With some home security software and a bit of ingenuity, researchers have developed an inexpensive device that will allow them to study insect behavior and activity in areas of the world where they are most diverse.
Insects are by far the largest group of organisms on the planet, and with species inhabiting every continent, including Antarctica, they are also ubiquitous. Yet compared to birds and mammals, scientists know very little about when most insects are awake and active, which is especially true of nocturnal species that fly beneath the shadowy veil of darkness.
“Most of what we know about insect behavior comes from daytime active species,” said Akito Kawahara, curator of the McGuire Center for Lepidoptera and Biodiversity at the Florida Museum of Natural History and co-author of a new study describing the device. “We study butterflies, bees and ants because we can see them, but there are hundreds of thousands of nocturnal insects, all of which have been nearly impossible to track so far.”
Knowing when organisms are most active is the basis for understanding their behaviors and circadian rhythms – patterns that determine when they forage for food, reproduce, pollinate flowers and more. Without this basic information about insects, it is more difficult to predict or determine how changes in the environment, such as increased light pollution, might affect them.
But the smaller the animal, the harder it is to track. Insects are generally too small to carry tracking devices that would tell biologists their movements.

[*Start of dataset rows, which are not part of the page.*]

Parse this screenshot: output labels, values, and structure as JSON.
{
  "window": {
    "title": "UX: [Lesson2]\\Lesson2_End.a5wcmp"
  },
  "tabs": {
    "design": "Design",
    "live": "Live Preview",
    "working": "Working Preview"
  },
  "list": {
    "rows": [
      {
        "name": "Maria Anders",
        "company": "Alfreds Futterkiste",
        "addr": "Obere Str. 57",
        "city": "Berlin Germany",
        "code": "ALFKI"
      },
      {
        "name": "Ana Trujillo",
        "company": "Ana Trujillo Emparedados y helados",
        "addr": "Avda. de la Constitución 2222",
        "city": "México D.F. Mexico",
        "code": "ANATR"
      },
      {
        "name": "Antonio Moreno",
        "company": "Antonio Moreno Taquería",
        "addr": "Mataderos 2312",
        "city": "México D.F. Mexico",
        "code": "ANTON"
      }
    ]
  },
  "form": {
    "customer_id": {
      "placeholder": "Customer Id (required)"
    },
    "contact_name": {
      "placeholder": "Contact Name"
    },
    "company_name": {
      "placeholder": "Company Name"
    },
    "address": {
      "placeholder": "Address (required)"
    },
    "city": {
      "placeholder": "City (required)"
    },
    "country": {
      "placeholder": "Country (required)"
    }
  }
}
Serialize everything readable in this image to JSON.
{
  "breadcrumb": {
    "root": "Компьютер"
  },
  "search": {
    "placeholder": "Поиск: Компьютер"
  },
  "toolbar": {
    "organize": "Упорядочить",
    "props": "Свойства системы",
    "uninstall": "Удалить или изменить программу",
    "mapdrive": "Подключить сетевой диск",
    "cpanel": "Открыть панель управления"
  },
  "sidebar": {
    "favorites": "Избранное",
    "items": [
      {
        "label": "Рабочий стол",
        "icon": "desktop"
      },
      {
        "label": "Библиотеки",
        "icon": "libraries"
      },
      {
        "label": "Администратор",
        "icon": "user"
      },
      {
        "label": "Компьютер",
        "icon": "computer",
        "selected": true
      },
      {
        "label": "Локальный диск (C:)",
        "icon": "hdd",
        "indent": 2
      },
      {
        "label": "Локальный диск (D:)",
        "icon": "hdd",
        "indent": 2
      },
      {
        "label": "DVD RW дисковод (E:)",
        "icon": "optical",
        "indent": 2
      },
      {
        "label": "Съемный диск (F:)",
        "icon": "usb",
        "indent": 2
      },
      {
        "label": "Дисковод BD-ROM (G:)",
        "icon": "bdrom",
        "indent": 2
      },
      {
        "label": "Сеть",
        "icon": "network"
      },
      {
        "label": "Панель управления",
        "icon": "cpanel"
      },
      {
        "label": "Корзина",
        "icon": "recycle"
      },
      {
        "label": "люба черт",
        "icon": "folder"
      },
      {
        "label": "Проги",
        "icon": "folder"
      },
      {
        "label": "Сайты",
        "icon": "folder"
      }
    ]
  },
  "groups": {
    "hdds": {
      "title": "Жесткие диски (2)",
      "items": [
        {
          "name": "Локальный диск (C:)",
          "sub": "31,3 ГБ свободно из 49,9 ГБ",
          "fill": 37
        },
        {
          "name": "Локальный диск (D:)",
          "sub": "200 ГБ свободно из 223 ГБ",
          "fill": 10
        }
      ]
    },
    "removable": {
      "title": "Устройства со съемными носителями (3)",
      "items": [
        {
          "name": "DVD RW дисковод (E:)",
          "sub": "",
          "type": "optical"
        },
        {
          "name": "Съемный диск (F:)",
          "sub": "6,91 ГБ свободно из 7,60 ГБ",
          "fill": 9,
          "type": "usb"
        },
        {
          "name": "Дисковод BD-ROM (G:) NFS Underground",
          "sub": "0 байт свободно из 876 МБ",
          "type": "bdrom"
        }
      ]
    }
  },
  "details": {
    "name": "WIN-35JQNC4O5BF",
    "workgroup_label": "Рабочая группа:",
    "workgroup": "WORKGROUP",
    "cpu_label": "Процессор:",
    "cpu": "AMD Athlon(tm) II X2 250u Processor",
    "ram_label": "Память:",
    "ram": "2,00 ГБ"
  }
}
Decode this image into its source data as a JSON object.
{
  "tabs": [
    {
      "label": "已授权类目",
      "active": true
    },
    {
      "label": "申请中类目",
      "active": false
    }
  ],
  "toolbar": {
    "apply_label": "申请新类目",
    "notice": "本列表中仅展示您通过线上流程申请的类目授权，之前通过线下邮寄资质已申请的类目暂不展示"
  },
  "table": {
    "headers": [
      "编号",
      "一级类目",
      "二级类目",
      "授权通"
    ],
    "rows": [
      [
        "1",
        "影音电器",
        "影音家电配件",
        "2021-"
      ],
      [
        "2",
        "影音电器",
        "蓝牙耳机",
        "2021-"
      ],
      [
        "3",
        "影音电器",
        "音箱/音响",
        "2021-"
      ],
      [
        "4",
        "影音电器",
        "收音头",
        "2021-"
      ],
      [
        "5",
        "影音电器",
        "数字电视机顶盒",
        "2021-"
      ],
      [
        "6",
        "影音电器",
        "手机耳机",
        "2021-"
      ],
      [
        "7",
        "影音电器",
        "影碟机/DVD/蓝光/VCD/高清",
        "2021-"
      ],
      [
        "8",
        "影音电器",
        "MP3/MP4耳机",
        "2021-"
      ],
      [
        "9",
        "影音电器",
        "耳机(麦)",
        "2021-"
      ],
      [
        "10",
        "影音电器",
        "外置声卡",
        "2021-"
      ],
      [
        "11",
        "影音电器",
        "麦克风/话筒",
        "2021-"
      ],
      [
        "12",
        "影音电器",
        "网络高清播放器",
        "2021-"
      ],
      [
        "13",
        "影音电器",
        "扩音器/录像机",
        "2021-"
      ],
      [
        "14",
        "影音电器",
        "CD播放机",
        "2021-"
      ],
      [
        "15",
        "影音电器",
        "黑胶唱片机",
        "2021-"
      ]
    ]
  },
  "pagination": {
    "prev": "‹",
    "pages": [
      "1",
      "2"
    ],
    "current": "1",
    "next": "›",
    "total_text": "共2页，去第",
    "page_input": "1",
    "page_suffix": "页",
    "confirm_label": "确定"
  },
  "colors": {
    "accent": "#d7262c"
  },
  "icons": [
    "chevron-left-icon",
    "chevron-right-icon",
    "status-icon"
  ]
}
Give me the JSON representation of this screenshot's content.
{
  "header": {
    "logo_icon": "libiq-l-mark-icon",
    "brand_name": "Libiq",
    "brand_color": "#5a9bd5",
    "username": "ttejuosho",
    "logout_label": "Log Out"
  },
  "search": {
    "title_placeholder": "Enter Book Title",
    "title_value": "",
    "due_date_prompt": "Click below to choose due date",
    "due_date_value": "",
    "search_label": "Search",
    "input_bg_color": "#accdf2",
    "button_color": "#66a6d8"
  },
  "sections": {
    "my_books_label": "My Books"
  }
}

Instead, researchers must lure them with bait or lights, which paint only a partial picture of their activity.
“You might think a moth is nocturnal because it has only been seen at night, but that doesn’t mean it hasn’t come out during the day. just hasn’t been seen,” said lead author Yash Sondhi, who holds a Ph.D. student at Florida International University co-supervised by Kawahara. “We wanted to look beyond the standard nighttime or daytime categories which might be an oversimplification.”
For years, Kawahara tried to find a portable device that would allow him to track insects while working in the field with his collaborator Jesse Barber at Boise State University, sometimes even trying to outsource the work to companies in the hope that they could build it for him. But equipment sensitive enough to measure the delicate movements of the smallest moths while being durable enough to withstand harsh environments and remote locations without electricity or the internet has proven difficult to design.
So when Sondhi offered to try creating it himself, Kawahara was thrilled. “We had put the project aside, but Yash was able to come in and build the device we had always imagined,” he said.
Sondhi has put together a microcomputer, open-source motion tracking software, sensors, a camera, and all-important infrared lights that won’t disturb or confuse insects. He housed all of this in a wire cage that looks like a laundry basket, and the wearable locomotion activity monitor, called pLAM, was born.
It can be built for less than $100, a tiny fraction of lab technology that costs between $1,000 and $4,000.
After using pLAM to monitor insect activity in the lab to make sure the equipment was working properly, Sondhi and Kawahara tested it on a research trip to Costa Rica. They collected 15 species, placing between four and eight moths of each in the activity monitors.
Sondhi says one of the most interesting examples was a species of tiger moth. It is assumed that these poisonous, brightly colored butterflies come out exclusively during the day, since predators avoid them, and they can move about without fear of being eaten. However, data from activity monitors revealed that they are also active at dusk. After all, they have to escape other predators that come out after dark, like bats.
“It was so cool to see the different business models,” Sondhi said. “Not everything is as black and white as we think. Now we can predict and better understand what motivates insects to fly. The goal is to quantify when they are active and then associate them with their traits – for example, if a moth is a dull, tan color, does that mean it is strictly nocturnal?”
Kawahara is optimistic that the new device will help inform efforts to stave off the recent global trend of insect decline and extinction. “The basic data we need to understand the activity of small insects and other organisms is so limited,” he said. “We talk about the impact of light pollution, noise pollution and climate change on insects, but we don’t know anything about their impact on their activity because we have not been able to monitor insect activity. most species of insects. This device will allow us to collect this information.”
This year, Sondhi will use this new tool to continue her National Geographic-funded research into how butterflies respond to light pollution. He collected data on different light levels at several field sites in India. Now he can examine how light pollution could perturb moths, interfere with their natural circadian patterns and impact their activity.
The research has been published in Methods in ecology and evolution.
Funding for the study was provided by the Florida International University Graduate School, the National Science Foundation, a Tropical Conservation Grant from the Susan Levine Foundation, a Lewis Clark Exploration Grant from the American Philosophical Society, a National Geographic Explorer and the Centers for Disease Control, Southeast Center of Excellence on Vector-Borne Diseases.